Of all characters, the hardest to describe is the honest man. The warrior has his points. These hit, and the narrator of them can tell in depicting them. The rude disturber of society wakes it up and makes his mark. Men gaze upon him as a meteor, and describe him as they would a meteor. But the true citizen, the just and law abiding man, he who would silently and steadily do what is right, and have it, such a man it is hard to photograph.
Yet precisely such a man is ABRAHAM LINCOLN!
He is of the people. Life, as he breathed it, offered him no advantages. He inherited it and poverty. Yet with that energy inborn in him, with that perseverance which a pioneer experience only could awaken, with that resolve which belongs to genius, he pushed right on, from boyhood up, and ere the man got his place, his comrades, one and all, acknowledged the power was in him to be and to do—to take high rank—to lead and to command in society.
But Lincoln is for the people. Often the hardships of poverty and its fierce struggles, narrow and soil the best of hearts and of minds. It was not so with him. Wise as all admit him to be, he is, as he has always been, child-like in his simplicity. “Good,” is the word applied to him by those who have known him best and longest. “Honest Old Abe,” is the phrase friend and foe apply when speaking of him, at his own home.
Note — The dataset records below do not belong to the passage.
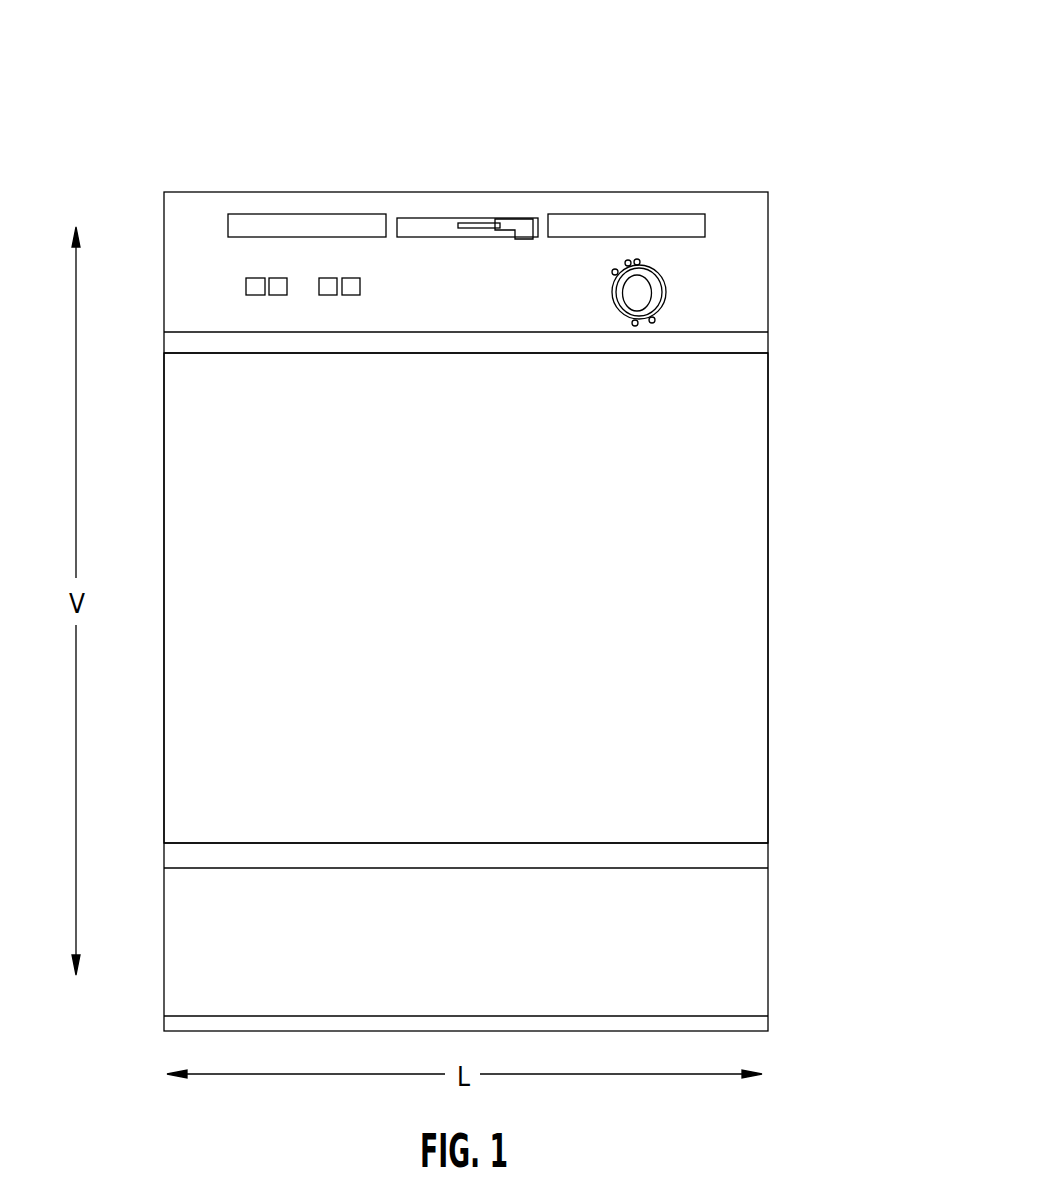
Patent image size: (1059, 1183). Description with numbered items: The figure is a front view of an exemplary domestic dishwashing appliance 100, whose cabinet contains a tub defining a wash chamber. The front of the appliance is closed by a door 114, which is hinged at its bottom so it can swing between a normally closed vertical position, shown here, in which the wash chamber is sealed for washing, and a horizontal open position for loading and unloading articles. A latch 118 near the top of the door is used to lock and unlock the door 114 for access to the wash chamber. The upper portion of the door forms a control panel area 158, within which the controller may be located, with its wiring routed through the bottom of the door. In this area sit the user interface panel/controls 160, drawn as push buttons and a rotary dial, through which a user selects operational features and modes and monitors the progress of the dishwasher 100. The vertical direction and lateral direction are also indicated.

The dishwashing appliance 100 is at (677, 103).
The door 114 is at (713, 575).
The latch 118 is at (528, 218).
The control panel area 158 is at (735, 238).
The user interface panel/controls 160 is at (327, 287).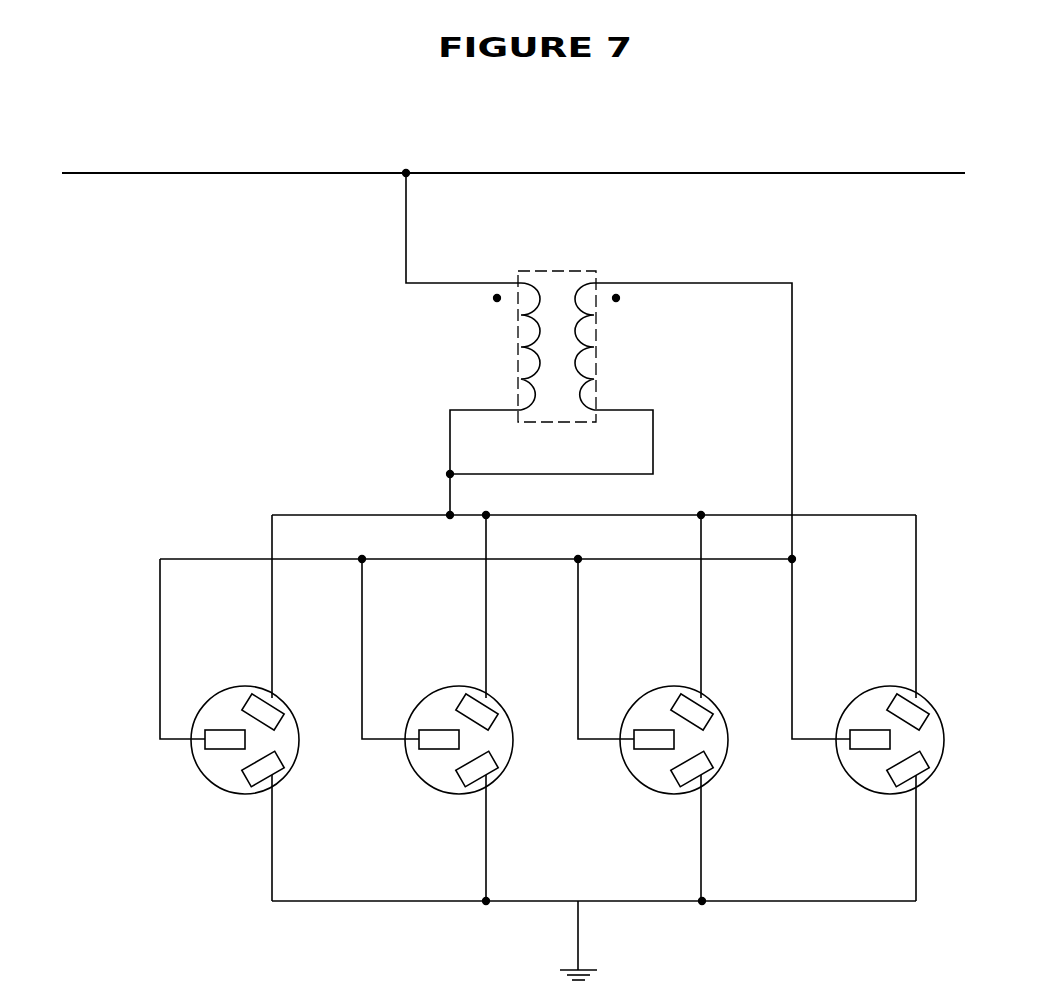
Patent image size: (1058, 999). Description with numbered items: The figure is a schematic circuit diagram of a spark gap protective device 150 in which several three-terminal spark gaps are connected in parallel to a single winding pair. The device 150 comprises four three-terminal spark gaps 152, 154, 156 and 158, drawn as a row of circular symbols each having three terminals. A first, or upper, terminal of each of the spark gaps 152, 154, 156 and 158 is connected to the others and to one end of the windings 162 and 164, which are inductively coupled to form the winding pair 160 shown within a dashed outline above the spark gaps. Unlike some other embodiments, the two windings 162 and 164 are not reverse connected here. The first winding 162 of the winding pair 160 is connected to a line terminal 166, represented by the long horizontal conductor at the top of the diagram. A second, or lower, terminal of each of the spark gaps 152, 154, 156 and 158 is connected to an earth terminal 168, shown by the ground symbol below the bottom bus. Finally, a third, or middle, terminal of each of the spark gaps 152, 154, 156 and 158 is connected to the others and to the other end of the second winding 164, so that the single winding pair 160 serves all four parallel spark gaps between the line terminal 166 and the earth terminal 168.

The spark gap protective device 150 is at (513, 537).
The three-terminal spark gap 152 is at (185, 762).
The three-terminal spark gap 154 is at (405, 762).
The three-terminal spark gap 156 is at (620, 762).
The three-terminal spark gap 158 is at (838, 762).
The winding pair 160 is at (557, 315).
The first winding 162 is at (454, 346).
The second winding 164 is at (660, 346).
The line terminal 166 is at (513, 144).
The earth terminal 168 is at (517, 940).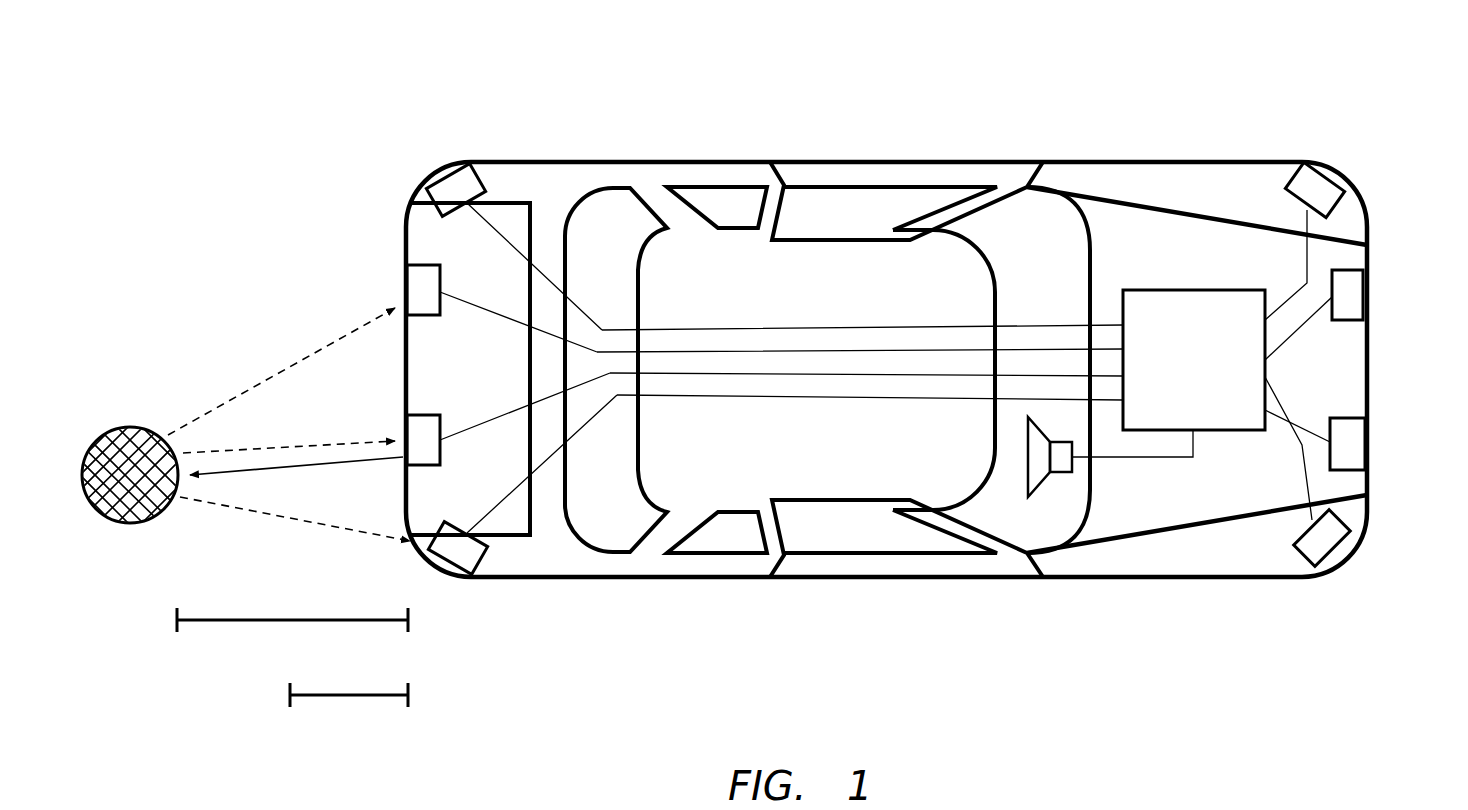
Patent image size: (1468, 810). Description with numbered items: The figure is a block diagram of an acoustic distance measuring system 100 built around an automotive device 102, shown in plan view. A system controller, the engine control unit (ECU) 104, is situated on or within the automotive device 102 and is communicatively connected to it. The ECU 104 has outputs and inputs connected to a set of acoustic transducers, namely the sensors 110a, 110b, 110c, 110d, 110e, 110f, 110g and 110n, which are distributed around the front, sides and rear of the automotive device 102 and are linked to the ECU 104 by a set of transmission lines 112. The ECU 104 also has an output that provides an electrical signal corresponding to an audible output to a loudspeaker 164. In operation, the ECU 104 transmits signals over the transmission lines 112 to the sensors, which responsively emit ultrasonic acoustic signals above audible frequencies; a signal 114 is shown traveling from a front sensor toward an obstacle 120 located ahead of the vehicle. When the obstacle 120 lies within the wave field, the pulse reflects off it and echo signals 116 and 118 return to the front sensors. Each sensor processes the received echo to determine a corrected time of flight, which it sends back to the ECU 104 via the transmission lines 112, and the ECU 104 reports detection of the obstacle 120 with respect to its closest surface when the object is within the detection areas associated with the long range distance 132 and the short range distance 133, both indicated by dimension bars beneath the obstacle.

The acoustic distance measuring system 100 is at (1212, 80).
The automotive device 102 is at (557, 177).
The engine control unit (ECU) 104 is at (1216, 391).
The sensor 110a is at (460, 185).
The sensor 110b is at (407, 277).
The sensor 110c is at (417, 427).
The sensor 110d is at (458, 558).
The sensor 110e is at (1308, 188).
The sensor 110f is at (1357, 297).
The sensor 110g is at (1347, 442).
The sensor 110n is at (1333, 545).
The transmission lines 112 is at (738, 330).
The emitted signal 114 is at (267, 468).
The reflected signal 116 is at (230, 452).
The reflected signal 118 is at (225, 507).
The obstacle 120 is at (130, 437).
The long range distance 132 is at (312, 623).
The short range distance 133 is at (347, 698).
The loudspeaker 164 is at (1062, 463).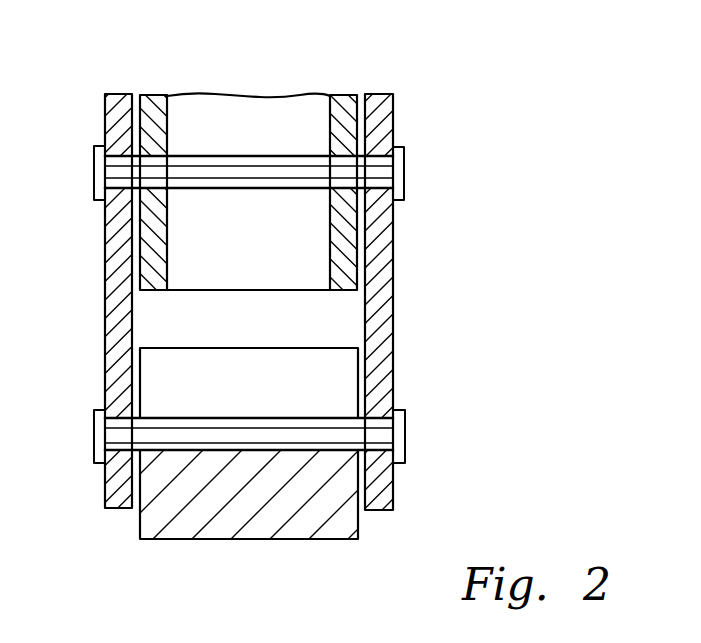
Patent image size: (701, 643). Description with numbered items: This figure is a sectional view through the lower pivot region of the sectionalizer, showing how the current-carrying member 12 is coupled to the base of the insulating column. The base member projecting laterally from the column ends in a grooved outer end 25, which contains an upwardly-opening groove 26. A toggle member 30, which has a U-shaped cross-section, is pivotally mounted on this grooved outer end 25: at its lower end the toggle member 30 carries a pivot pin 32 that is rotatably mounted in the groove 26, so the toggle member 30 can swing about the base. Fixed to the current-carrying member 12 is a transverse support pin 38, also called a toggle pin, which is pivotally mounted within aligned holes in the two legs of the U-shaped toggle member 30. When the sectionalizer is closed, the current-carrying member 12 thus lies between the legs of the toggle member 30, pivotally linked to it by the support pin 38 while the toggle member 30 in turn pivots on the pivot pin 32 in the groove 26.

The current-carrying member 12 is at (333, 115).
The grooved outer end 25 is at (188, 528).
The groove 26 is at (195, 365).
The toggle member 30 is at (105, 298).
The pivot pin 32 is at (318, 437).
The transverse support pin 38 is at (234, 168).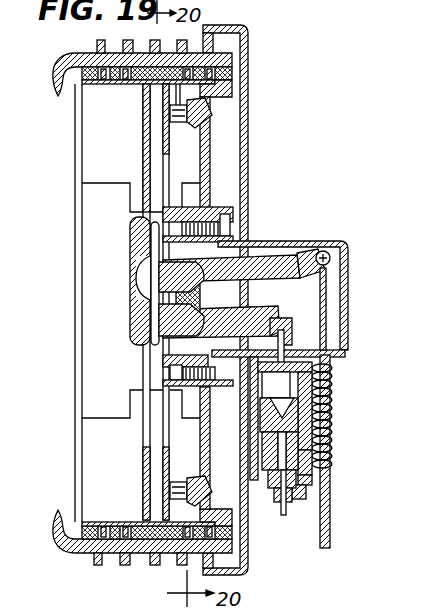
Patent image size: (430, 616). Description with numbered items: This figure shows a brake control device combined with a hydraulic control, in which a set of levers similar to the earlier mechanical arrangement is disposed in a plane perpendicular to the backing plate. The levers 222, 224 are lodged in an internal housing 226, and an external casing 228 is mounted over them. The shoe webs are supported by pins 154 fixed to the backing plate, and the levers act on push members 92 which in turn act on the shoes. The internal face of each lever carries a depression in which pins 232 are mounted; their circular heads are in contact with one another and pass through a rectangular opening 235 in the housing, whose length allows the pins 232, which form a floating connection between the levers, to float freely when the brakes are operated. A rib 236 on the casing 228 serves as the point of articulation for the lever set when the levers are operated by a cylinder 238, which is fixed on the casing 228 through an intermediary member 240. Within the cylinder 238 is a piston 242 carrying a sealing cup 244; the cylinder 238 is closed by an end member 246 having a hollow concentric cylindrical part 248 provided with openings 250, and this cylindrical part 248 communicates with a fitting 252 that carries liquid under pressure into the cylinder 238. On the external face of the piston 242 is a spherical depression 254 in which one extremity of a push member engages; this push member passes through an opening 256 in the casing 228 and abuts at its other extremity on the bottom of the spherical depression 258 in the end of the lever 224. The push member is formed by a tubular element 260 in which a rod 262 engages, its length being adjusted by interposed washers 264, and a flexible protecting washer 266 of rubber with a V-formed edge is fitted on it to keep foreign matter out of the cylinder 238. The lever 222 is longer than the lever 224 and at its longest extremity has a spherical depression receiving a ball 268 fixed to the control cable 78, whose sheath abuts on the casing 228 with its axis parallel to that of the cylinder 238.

The pins 154 is at (186, 122).
The internal housing 226 is at (135, 240).
The push members 92 is at (156, 262).
The pins 232 is at (185, 308).
The rectangular opening 235 is at (246, 237).
The lever 222 is at (232, 268).
The lever 224 is at (232, 326).
The spherical depression 258 is at (283, 332).
The rib 236 is at (318, 246).
The external casing 228 is at (350, 244).
The ball 268 is at (332, 262).
The rod 262 is at (318, 335).
The opening 256 is at (288, 347).
The intermediary member 240 is at (342, 350).
The flexible protecting washer 266 is at (315, 381).
The spherical depression 254 is at (318, 404).
The cylinder 238 is at (333, 419).
The washers 264 is at (300, 441).
The sealing cup 244 is at (308, 457).
The hollow concentric cylindrical part 248 is at (312, 480).
The end member 246 is at (306, 492).
The control cable 78 is at (330, 535).
The tubular element 260 is at (270, 388).
The piston 242 is at (268, 418).
The openings 250 is at (255, 470).
The fitting 252 is at (272, 505).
No difficulties in early life have soured his temper. No contentions have narrowed his liberality. No untoward causes have weakened his love of truth and of justice. On the contrary, when passed mid-age, he stands forth an example of firmness, of virtue, of integrity—of that combination which gives character to the highest and noblest.
ABRAHAM LINCOLN is a pure man, and of course his administration will be pure.
Since Washington’s day, JOHN QUINCY ADAMS stands foremost as among the best of our Presidents. He did his duty and did it nobly and well. LINCOLN will be like the Father of his Country and like ADAMS. We care not how he may be opposed or who may oppose him—we care not what the South may say or threaten; ere his administration closes—for he is certain to be elected—the whole land will applaud his honesty and admire his wisdom, will call him, JUST.
In no hurra impulse; with no idle enthusiasm, without any partisan feeling; or that antagonism which makes the blood flow quickly and strongly, we rejoice, as the people will rejoice, over the nomination of ABRAHAM LINCOLN. It is one fit to be made. It promises, in every way, reform of abuse, executive ability and integrity, justice to the States and to the Nation—full of justice to the West, and the preservation of those liberties which the Constitution guarantees and the fathers sought to secure to themselves and their posterity.